Village can be yours for $3.5M
Nearly all of Ore. town on block
In the tiny, dying timber town of Tiller, Ore., the old cliche is true. If you blink, you might miss it.
But these days, this dot on a map in the southwestern part of the state is generating big-city buzz for an unlikely reason: Almost the entire town is for sale.
The asking price of $3.5 million brings with it six houses, the shuttered general store and gas station, the land under the post office, undeveloped parcels, water rights and infrastructure that includes sidewalks, fire hydrants and a working power station.
Tiller Elementary School, a six-classroom building that closed in 2014, is for sale separately for $350,000.
Potential buyers have come forward, but are remaining anonymous, and backup offers are still being accepted.
The listing represents a melancholy crossroads for Tiller, a once-bustling logging outpost that sprang up after the turn of the last century deep in what is now the Umpqua National Forest, about 230 miles south of Portland.
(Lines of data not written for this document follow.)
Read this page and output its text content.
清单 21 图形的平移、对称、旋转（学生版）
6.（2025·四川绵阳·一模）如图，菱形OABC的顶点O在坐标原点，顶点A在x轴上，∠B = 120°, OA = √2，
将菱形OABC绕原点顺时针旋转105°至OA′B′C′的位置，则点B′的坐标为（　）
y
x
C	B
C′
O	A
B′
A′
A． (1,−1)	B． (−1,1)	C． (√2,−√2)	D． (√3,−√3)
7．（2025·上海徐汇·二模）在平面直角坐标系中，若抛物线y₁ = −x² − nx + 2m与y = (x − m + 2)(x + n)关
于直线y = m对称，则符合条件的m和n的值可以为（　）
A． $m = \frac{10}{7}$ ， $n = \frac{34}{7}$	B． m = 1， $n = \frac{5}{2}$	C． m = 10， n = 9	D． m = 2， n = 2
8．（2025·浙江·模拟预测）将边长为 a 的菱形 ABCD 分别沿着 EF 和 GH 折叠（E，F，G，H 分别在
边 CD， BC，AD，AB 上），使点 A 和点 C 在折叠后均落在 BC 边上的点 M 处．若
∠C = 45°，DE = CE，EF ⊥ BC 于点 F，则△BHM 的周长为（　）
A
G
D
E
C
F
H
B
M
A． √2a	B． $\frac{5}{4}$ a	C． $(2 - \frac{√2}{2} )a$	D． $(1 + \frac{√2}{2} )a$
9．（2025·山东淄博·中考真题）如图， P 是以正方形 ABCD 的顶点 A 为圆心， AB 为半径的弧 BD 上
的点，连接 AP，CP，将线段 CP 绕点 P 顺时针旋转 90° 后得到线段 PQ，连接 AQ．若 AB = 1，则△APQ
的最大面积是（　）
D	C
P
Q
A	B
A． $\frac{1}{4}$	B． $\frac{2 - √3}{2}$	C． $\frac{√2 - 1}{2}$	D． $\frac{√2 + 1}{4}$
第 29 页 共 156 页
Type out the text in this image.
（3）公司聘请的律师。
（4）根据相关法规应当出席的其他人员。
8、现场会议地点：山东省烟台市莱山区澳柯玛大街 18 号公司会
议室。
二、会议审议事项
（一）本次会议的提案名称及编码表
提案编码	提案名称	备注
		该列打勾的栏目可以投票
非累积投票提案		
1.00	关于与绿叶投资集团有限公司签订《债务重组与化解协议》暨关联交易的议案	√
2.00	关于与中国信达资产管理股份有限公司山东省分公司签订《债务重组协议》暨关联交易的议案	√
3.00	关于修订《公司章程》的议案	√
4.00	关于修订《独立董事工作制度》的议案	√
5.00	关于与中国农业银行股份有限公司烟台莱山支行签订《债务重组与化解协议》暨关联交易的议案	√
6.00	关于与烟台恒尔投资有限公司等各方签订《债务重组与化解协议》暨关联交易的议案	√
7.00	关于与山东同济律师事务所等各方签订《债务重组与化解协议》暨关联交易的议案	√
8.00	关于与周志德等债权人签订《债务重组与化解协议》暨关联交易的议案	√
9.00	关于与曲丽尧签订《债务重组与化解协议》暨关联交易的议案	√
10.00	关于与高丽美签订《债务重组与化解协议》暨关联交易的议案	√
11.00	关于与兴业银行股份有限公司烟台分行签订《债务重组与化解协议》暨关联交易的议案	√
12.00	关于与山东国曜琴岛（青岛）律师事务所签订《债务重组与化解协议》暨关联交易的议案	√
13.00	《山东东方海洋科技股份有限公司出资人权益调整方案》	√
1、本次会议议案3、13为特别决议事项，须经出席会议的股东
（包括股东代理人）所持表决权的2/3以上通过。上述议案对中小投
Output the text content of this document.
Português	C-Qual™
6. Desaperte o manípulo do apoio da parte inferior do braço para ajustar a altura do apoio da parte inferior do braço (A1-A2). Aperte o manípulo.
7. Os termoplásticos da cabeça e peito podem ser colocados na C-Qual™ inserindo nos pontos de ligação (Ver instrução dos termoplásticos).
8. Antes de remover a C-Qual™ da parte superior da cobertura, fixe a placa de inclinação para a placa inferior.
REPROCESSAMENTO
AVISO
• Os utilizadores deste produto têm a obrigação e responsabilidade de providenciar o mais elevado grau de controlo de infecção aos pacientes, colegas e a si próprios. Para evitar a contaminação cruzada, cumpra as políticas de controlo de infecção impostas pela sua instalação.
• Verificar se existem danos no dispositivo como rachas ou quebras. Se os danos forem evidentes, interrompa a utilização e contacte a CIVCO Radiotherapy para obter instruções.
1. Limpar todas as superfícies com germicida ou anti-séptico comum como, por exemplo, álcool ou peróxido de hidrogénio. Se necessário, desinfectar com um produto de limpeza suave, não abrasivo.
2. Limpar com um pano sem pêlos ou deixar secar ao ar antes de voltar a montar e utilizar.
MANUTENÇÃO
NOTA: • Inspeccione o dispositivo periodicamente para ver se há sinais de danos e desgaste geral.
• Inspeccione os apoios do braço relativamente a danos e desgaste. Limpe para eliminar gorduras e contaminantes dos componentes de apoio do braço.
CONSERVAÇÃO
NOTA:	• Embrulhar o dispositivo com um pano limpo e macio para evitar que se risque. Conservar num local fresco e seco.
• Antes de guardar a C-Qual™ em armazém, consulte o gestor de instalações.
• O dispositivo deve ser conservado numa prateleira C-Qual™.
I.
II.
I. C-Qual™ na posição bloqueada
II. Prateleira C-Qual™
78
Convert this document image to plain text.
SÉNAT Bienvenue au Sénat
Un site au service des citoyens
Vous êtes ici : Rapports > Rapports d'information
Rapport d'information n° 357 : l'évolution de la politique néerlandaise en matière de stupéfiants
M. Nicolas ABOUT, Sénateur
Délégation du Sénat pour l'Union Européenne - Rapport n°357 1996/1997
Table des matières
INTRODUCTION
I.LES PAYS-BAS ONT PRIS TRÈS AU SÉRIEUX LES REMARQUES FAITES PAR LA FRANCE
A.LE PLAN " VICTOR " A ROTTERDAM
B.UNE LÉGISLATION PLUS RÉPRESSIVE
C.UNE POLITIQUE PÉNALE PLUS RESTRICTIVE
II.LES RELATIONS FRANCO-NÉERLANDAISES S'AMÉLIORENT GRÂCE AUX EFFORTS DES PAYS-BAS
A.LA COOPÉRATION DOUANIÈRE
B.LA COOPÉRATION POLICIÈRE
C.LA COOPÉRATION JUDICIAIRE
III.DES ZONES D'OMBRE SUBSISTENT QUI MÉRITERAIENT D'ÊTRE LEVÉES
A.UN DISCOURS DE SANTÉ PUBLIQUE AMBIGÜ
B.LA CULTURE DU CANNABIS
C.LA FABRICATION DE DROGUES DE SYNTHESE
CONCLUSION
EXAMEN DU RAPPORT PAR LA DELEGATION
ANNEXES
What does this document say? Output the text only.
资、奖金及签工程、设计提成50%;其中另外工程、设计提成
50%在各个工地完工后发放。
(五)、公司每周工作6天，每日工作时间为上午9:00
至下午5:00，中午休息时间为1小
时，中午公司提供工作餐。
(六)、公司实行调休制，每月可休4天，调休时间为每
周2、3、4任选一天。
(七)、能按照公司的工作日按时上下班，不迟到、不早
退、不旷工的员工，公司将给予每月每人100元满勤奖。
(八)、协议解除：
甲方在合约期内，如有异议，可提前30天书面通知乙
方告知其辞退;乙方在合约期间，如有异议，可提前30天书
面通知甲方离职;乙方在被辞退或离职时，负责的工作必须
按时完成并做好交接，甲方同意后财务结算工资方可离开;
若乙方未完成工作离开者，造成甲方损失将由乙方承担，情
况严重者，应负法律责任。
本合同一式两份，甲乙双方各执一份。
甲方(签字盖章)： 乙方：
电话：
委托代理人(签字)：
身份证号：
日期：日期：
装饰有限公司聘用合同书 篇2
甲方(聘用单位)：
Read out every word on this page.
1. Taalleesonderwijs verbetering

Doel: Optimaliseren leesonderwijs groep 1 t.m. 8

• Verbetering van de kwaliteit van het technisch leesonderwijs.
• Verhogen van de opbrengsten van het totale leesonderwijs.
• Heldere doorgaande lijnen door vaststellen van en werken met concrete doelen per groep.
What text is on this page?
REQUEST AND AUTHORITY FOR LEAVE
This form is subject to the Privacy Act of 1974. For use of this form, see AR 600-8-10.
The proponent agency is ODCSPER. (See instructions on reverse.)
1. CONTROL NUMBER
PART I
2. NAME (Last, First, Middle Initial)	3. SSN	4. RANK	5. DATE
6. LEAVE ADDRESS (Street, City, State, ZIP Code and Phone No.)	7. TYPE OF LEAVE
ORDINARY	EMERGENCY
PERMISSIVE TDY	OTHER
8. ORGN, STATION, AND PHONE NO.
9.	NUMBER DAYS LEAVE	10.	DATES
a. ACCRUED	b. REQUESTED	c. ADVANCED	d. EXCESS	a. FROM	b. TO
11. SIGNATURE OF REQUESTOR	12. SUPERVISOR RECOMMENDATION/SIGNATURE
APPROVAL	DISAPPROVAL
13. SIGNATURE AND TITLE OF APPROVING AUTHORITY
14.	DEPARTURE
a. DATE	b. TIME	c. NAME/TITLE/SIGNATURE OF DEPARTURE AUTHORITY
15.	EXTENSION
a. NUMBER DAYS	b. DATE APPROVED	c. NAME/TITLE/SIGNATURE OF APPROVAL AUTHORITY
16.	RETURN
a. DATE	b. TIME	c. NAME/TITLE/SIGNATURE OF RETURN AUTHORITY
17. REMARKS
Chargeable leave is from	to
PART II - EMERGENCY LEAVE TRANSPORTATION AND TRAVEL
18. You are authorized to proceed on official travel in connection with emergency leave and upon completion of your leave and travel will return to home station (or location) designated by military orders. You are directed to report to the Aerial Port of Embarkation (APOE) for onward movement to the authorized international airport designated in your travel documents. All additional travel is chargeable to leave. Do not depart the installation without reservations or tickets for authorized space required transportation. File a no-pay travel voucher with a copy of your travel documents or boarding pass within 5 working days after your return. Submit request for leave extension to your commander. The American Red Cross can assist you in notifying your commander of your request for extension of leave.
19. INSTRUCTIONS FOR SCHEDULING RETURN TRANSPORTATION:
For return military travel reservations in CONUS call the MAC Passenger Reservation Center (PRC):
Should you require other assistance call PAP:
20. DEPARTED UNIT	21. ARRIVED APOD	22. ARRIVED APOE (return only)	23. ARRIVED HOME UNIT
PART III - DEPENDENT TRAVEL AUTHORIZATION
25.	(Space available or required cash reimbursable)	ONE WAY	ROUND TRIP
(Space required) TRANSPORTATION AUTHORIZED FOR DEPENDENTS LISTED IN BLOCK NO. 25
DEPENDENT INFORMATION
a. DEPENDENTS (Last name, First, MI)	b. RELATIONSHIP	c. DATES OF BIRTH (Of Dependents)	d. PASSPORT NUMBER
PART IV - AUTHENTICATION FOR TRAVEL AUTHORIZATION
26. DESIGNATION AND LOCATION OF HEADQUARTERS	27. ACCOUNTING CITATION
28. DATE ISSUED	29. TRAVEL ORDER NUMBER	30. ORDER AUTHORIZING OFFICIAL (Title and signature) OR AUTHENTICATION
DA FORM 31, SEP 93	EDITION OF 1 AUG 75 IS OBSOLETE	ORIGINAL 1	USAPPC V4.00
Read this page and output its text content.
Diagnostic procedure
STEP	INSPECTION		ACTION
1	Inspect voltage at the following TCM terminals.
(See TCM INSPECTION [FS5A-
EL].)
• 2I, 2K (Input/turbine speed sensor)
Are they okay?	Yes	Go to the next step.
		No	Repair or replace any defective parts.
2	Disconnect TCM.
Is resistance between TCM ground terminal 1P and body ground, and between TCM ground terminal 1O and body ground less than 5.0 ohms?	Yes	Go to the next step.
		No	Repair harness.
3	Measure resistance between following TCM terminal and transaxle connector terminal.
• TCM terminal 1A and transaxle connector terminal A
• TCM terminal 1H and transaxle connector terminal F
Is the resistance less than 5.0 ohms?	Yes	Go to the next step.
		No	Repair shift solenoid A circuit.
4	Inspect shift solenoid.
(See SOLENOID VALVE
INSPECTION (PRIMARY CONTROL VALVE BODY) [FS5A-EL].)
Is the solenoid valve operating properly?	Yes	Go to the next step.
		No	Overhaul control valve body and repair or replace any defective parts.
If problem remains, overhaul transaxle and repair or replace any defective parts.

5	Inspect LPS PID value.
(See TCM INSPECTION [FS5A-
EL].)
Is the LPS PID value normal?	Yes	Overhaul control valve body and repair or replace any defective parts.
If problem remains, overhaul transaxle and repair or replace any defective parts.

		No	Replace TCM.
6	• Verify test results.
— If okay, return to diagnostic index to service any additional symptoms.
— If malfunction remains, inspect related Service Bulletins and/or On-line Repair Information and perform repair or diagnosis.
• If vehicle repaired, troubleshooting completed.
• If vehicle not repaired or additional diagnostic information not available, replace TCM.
The post office opened in 1902, and miners, loggers, ranchers and farmers flocked to the community along a pristine river.
By the 1940s and 1950s, there were three timber mills running.
Then, nearly three decades ago, logging on the federal forest lands that encircle Tiller came to a near standstill because of environmental regulations. The mills closed, and families moved away.
One longtime resident began buying up properties. When he died three years ago, the family owned much of the town.
Then the school closed and was up for sale, as well as a small market, and the man’s estate bought those too — and the potential became clear.
The listing includes more than 256 acres.
About 235 people still live in the unincorporated area around Tiller.
“Between the dying economy and the dying owners, Tiller became a new opportunity that had never been available before,” said Richard Caswell, executor of the estate.
“I started getting inquiries from all over the world, essentially, ‘What was it? And what could you do with it?’ It’s the buyer and their imagination that’s going to determine what Tiller can become.”
Said former resident Rosemary Klep, 72, “This town has been in dire straits for many, many years. But we loved growing up there. To us, it was a paradise.”